Europe

L'amnésie du président de la Commission européenne sur le passé nazi d'un ancien commissaire

Mercredi 13 septembre 2017 par Nicolas Zomersztajn

Suite au décès en juillet dernier de Fritz Hellwig, vice-président de la Commission européenne entre 1967 et 1970 et homme politique conservateur allemand, Jean-Claude Juncker, le président actuel de la Commission, lui a rendu un vibrant hommage, sans jamais évoquer son passé nazi ni son implication majeure dans l’industrie de guerre du Troisième Reich.

Sur l’intranet de la Commission européenne, un fonctionnaire européen a découvert l’hommage funèbre rendu par Jean-Claude Juncker à Fritz Hellwig, vice-président de la Commission et Commissaire à la Recherche et à l’Energie nucléaire entre 1967 et 1970, décédé le 21 juillet dernier à l’âge canonique de 104 ans.

« Avec le décès du Professeur Docteur Hellwig, nous perdons un homme politique en Europe qui, en tant que compagnon de Konrad Adenauer, a joué un rôle décisif dans l'Allemagne d'après-guerre », souligne Jean-Claude Juncker.

Curieux, ce fonctionnaire européen proche du CCLJ et lecteur de Regards se livre alors à une petite recherche sur internet où il découvre que ce compagnon de route du grand Adenauer était membre du parti nazi dès 1933 où il militait même dans les sections de la très brutale SA (Sturmabteilung). « C'est choquant, on ne retient que l'histoire d'après-guerre ! », écrit-il dans le mail qu’il nous a adressé pour nous faire part de son indignation.

Tant l’éloge funèbre que la lettre de condoléance publiés notamment sur le site officiel de la Commission européenne ne font la moindre allusion au passé nazi de Fritz Hellwig. Pourtant, son parcours entre 1933 et 1945 indique clairement qu’il était un homme important au sein de l’appareil industriel du Troisième Reich.

Dès 1937, Hellwig rejoint la direction de la Chambre de commerce et de l’industrie de la Sarre et en 1939, Hellwig devient directeur général de l'Organisation de l'industrie du fer à Düsseldorf. Un secteur industriel crucial pour l’effort de guerre allemand.

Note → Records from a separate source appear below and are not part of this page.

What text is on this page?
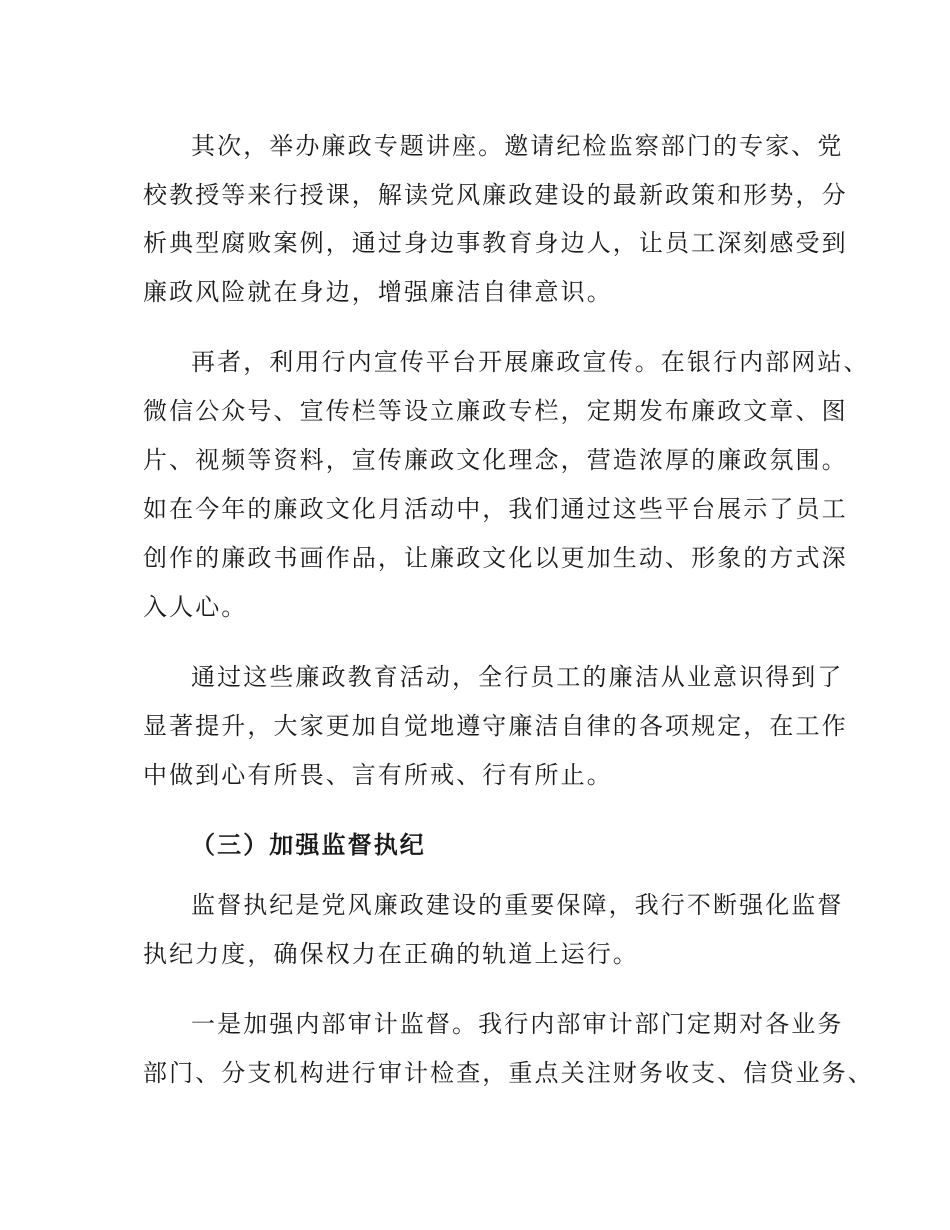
其次，举办廉政专题讲座。邀请纪检监察部门的专家、党
校教授等来行授课，解读党风廉政建设的最新政策和形势，分
析典型腐败案例，通过身边事教育身边人，让员工深刻感受到
廉政风险就在身边，增强廉洁自律意识。
再者，利用行内宣传平台开展廉政宣传。在银行内部网站、
微信公众号、宣传栏等设立廉政专栏，定期发布廉政文章、图
片、视频等资料，宣传廉政文化理念，营造浓厚的廉政氛围。
如在今年的廉政文化月活动中，我们通过这些平台展示了员工
创作的廉政书画作品，让廉政文化以更加生动、形象的方式深
入人心。
通过这些廉政教育活动，全行员工的廉洁从业意识得到了
显著提升，大家更加自觉地遵守廉洁自律的各项规定，在工作
中做到心有所畏、言有所戒、行有所止。
（三）加强监督执纪
监督执纪是党风廉政建设的重要保障，我行不断强化监督
执纪力度，确保权力在正确的轨道上运行。
一是加强内部审计监督。我行内部审计部门定期对各业务
部门、分支机构进行审计检查，重点关注财务收支、信贷业务、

Par la suite, et ce jusqu'en 1943, il est nommé responsable de toute l'industrie sidérurgique dans le district sud-ouest du Reich. Et enfin, fin 1942, il intégre le Conseil de guerre du Centre de recherche économique du Front de l'Est. Inutile de rappeler que c’est sur ce théâtre d’opération qu’Hitler a mené sa guerre sacrée de conquête d’un espace vital pour son Reich de « mille ans » et où ont été commis les crimes les plus barbares et les plus effroyables de la SS et de la Wehrmacht.

Jean-Claude Juncker ne se démonte pas pour autant et poursuit son hommage, en insistant même sur la prise de conscience qu’a suscitée la catastrophe de la Seconde Guerre mondiale chez Hellwig ! « Plus tôt que beaucoup d'autres, Fritz Hellwig avait compris les chances d'une unification européenne ouvrant l'Allemagne à tout le continent. Il était un Européen convaincu, aussi parce qu'il avait dû faire l'expérience de la catastrophe qui avait révélé l'inimitié entre l'Allemagne et la France, ainsi que les guerres mondiales. Cette expérience, ainsi que sa volonté de changer le destin et l'histoire pour le mieux, l'ont fait un défenseur clairvoyant de l'intégration européenne », insiste Juncker.

S’il est vrai qu’une évocation funèbre n’est pas le moment pour se livrer à un examen critique de la vie d’un défunt, il convient toutefois de ne pas sombrer dans l’amnésie en omettant complètement ses engagements terriblement critiquables.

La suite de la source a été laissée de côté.